More than 188 teams are expected to compete in the two-day event with participants from across the country and Canada. The city title will be determined on Saturday and the U.S. championship on Sunday with the awarding of cash and prizes.
The free festival will be held rain or shine from 9 a.m. to 5 p.m. both days. On land, visitors will be able to cheer on their favorite teams as well as partake of Asian folk arts and crafts programs, watch multicultural entertainment and nibble on dumplings and corn on the cob.
To celebrate the 50th anniversary of the World’s Fair held at Flushing Meadows, there will be a municipal invitational race on Saturday featuring teams from the offices of Mayor de Blasio, Borough President Melinda Katz, Rep. Grace Meng and Assemblyman Ron Kim.
There will also be youth, women and sponsor races, a media challenge and a charity race with $7,500 to be donated to the charities designated by the winning teams.
The opening day ceremony and parade begin at 11:30 a.m. on Saturday.
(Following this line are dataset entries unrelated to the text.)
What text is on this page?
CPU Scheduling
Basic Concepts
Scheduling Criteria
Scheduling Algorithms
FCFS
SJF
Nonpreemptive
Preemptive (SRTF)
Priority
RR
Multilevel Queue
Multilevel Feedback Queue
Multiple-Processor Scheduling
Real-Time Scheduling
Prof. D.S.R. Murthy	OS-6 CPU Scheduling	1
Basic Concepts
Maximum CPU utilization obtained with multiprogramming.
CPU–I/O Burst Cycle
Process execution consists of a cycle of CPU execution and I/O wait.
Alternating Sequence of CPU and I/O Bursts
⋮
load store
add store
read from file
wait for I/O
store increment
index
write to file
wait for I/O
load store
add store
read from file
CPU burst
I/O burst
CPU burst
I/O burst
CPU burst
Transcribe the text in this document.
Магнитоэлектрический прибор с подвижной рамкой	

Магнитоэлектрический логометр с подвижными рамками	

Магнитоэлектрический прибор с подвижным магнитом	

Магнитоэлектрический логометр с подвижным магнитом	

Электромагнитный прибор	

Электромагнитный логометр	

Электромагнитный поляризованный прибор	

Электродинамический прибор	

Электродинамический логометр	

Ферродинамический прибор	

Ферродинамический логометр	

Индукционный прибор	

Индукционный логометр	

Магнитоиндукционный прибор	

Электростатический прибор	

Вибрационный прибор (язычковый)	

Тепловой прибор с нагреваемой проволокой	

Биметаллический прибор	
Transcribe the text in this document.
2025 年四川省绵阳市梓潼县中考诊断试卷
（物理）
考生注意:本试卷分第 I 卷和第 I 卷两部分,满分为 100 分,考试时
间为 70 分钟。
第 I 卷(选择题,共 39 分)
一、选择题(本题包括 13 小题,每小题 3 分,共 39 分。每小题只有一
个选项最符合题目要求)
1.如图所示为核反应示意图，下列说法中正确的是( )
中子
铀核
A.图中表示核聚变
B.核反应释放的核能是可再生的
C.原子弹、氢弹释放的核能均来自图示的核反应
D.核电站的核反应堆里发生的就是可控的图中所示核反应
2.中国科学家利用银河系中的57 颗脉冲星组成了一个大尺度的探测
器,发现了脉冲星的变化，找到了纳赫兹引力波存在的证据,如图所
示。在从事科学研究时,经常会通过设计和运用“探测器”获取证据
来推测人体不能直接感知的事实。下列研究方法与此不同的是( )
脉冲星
Entertainment that day features the Chinese Music Ensemble of New York; Americana Tap Dance Foundation; CASYM Steel Orchestra and Shaolin masters performing martial arts.
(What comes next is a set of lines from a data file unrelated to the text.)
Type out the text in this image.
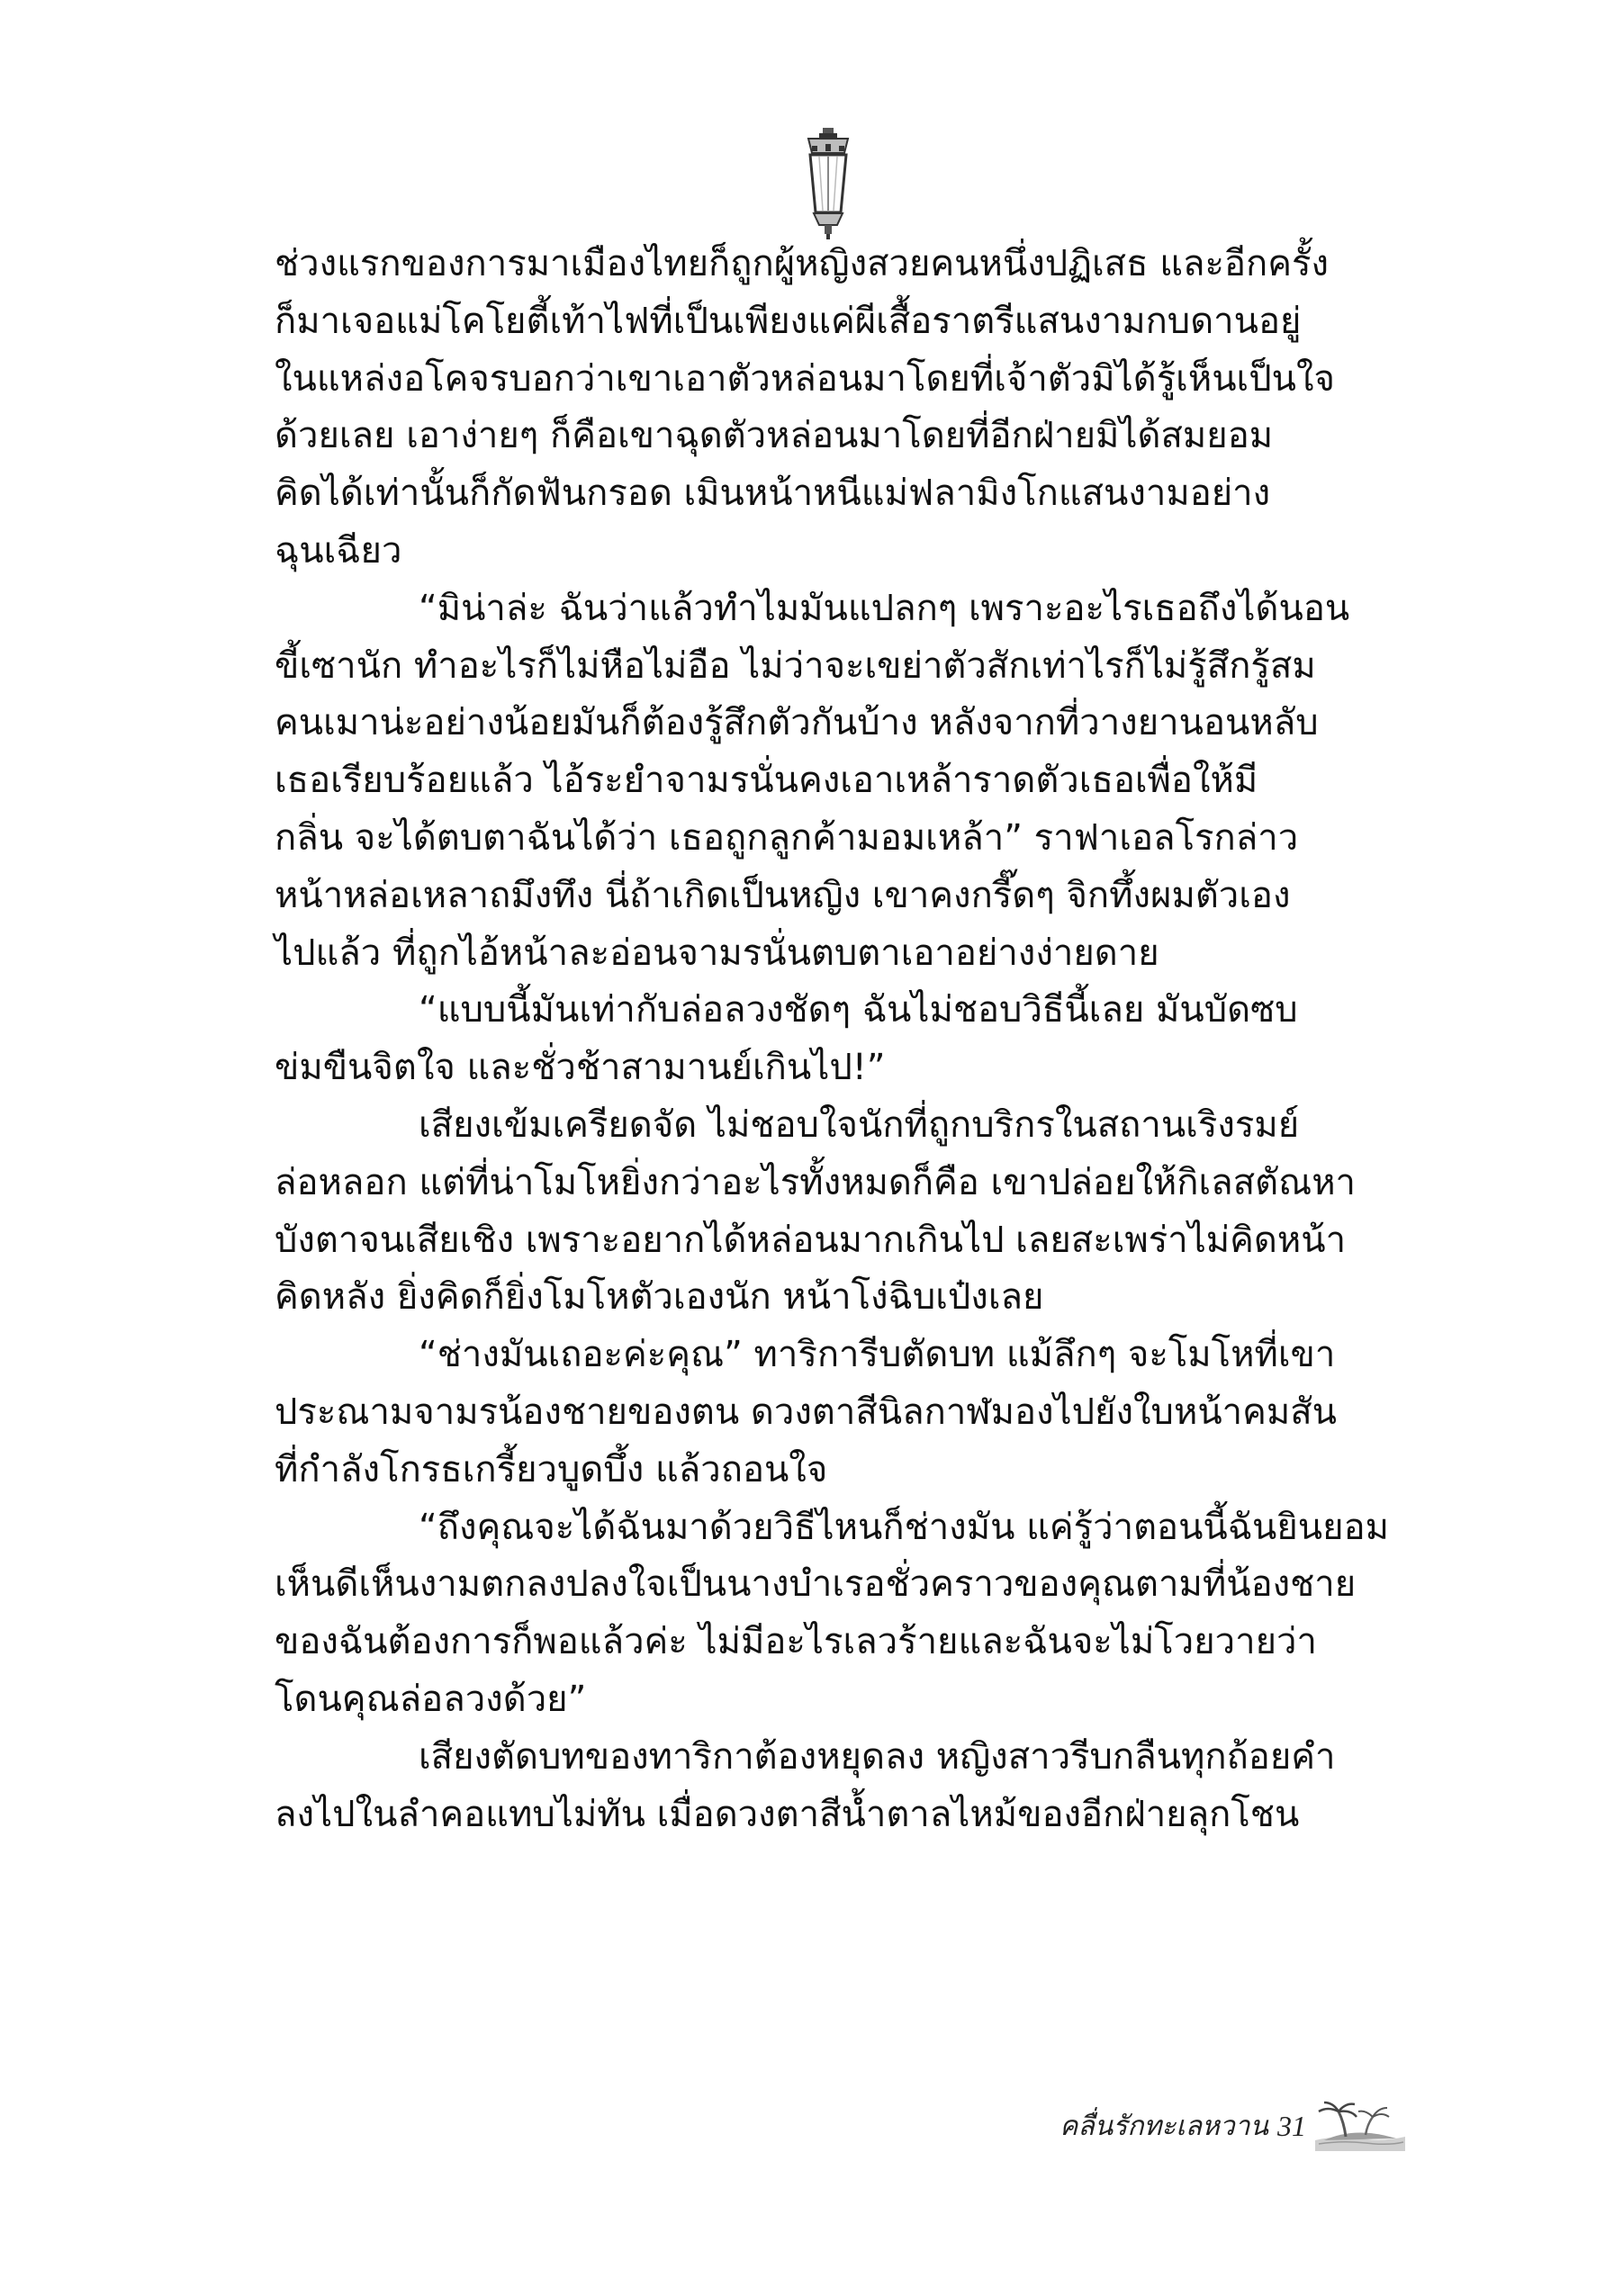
ช่วงแรกของการมาเมืองไทยก็ถูกผู้หญิงสวยคนหนึ่งปฏิเสธ และอีกครั้ง
ก็มาเจอแม่โคโยตี้เท้าไฟที่เป็นเพียงแค่ผีเสื้อราตรีแสนงามกบดานอยู่
ในแหล่งอโคจรบอกว่าเขาเอาตัวหล่อนมาโดยที่เจ้าตัวมิได้รู้เห็นเป็นใจ
ด้วยเลย เอาง่ายๆ ก็คือเขาฉุดตัวหล่อนมาโดยที่อีกฝ่ายมิได้สมยอม
คิดได้เท่านั้นก็กัดฟันกรอด เมินหน้าหนีแม่ฟลามิงโกแสนงามอย่าง
ฉุนเฉียว
“มิน่าล่ะ ฉันว่าแล้วทำไมมันแปลกๆ เพราะอะไรเธอถึงได้นอน
ขี้เซานัก ทำอะไรก็ไม่หือไม่อือ ไม่ว่าจะเขย่าตัวสักเท่าไรก็ไม่รู้สึกรู้สม
คนเมาน่ะอย่างน้อยมันก็ต้องรู้สึกตัวกันบ้าง หลังจากที่วางยานอนหลับ
เธอเรียบร้อยแล้ว ไอ้ระยำจามรนั่นคงเอาเหล้าราดตัวเธอเพื่อให้มี
กลิ่น จะได้ตบตาฉันได้ว่า เธอถูกลูกค้ามอมเหล้า” ราฟาเอลโรกล่าว
หน้าหล่อเหลาถมึงทึง นี่ถ้าเกิดเป็นหญิง เขาคงกรี๊ดๆ จิกทึ้งผมตัวเอง
ไปแล้ว ที่ถูกไอ้หน้าละอ่อนจามรนั่นตบตาเอาอย่างง่ายดาย
“แบบนี้มันเท่ากับล่อลวงชัดๆ ฉันไม่ชอบวิธีนี้เลย มันบัดซบ
ข่มขืนจิตใจ และชั่วช้าสามานย์เกินไป!”
เสียงเข้มเครียดจัด ไม่ชอบใจนักที่ถูกบริกรในสถานเริงรมย์
ล่อหลอก แต่ที่น่าโมโหยิ่งกว่าอะไรทั้งหมดก็คือ เขาปล่อยให้กิเลสตัณหา
บังตาจนเสียเชิง เพราะอยากได้หล่อนมากเกินไป เลยสะเพร่าไม่คิดหน้า
คิดหลัง ยิ่งคิดก็ยิ่งโมโหตัวเองนัก หน้าโง่ฉิบเป๋งเลย
“ช่างมันเถอะค่ะคุณ” ทาริการีบตัดบท แม้ลึกๆ จะโมโหที่เขา
ประณามจามรน้องชายของตน ดวงตาสีนิลกาฬมองไปยังใบหน้าคมสัน
ที่กำลังโกรธเกรี้ยวบูดบึ้ง แล้วถอนใจ
“ถึงคุณจะได้ฉันมาด้วยวิธีไหนก็ช่างมัน แค่รู้ว่าตอนนี้ฉันยินยอม
เห็นดีเห็นงามตกลงปลงใจเป็นนางบำเรอชั่วคราวของคุณตามที่น้องชาย
ของฉันต้องการก็พอแล้วค่ะ ไม่มีอะไรเลวร้ายและฉันจะไม่โวยวายว่า
โดนคุณล่อลวงด้วย”
เสียงตัดบทของทาริกาต้องหยุดลง หญิงสาวรีบกลืนทุกถ้อยคำ
ลงไปในลำคอแทบไม่ทัน เมื่อดวงตาสีน้ำตาลไหม้ของอีกฝ่ายลุกโชน
คลื่นรักทะเลหวาน 31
Sunday’s acts include Tamika Lawrence and band; Rectifist and friends band; Wing Tsun martial arts performance; Rob Lok, a clown; Mawuena Kodjovi West African melodies and dances; and another performance by Shaolin masters.
The expanded food court will offer yakisoba noodles, egg and spring rolls, chicken and shish kabobs.
There will also be a tent with representatives from various nonprofit organizations offering information including the Boy Scouts and Girl Scouts, the Queens Botanical Garden, the Queens Library, New York Hospital Queens and many more.
The teak boats used in the competition are custom-made in Hong Kong and weigh a ton. They feature a colorful dragon head at the front and a tail at the rear. Each team has 18 paddlers, a drummer and a steerperson.
The festival commemorates the death of Qu Yuan, a respected Chinese leader who was disgraced in ancient times and committed suicide by drowning himself in a river. Nearby fishermen tried to save him but they failed. The races symbolize the rescue attempts.
Festival organizers suggest that visitors take public transportation to Flushing Meadows as there is no parking around the lake. Parking is available at Citi Field. A shuttle bus to the racing area will be available outside the subway station at Citi Field. Regular transit fees will be charged.